You seem to be a bit confused about Prop.
is_le x y is of type Prop, and is the statement x is less or equal to y. It is not a proof that this statement is correct. A proof that this statement is correct would be p : is_le x y, an inhabitant of that type (i.e. a witness of that statement's truth).
This is why it does not make much sense to pattern match on IntComparator.is_le x h.
A better interface would be the following:
Module Type ComparatorSig.
Parameter X: Set.
Parameter is_le : X -> X -> Prop.
Parameter is_le_dec : forall x y, { is_le x y } + { ~ is_le x y }.

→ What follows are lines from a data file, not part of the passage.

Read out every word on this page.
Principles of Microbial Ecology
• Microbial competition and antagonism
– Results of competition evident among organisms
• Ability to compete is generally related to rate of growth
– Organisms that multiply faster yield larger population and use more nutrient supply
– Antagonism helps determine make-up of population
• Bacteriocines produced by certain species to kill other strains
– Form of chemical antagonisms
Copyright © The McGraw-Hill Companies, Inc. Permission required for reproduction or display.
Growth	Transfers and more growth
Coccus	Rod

In particular, the type of is_le_dec is that of a decision procedure for the property is_le, that is, it returns either a proof that x <= y, or a proof that ~ (x <= y). Since this is a type with two constructors, you can leverage the if sugar:
... (if IntComparator.is_le_dec x h then ... else ...) ...
This is, in some sense, an enhanced bool, which returns a witness for what it is trying to decide. The type in question is called sumbool and you can learn about it here:
http://coq.inria.fr/library/Coq.Init.Specif.html#sumbool
In general, it does not make sense to talk about True or False in executing code.
First, because these live in Prop, which means that they cannot be computationally relevant as they will be erased.
Second, because they are not the only inhabitants of Prop. While true and false are the only values of type bool, which implies you can pattern-match, the type Prop contains an infinite number of elements (all the statements you can imagine), thus it makes no sense to try and pattern-match on a element of type Prop.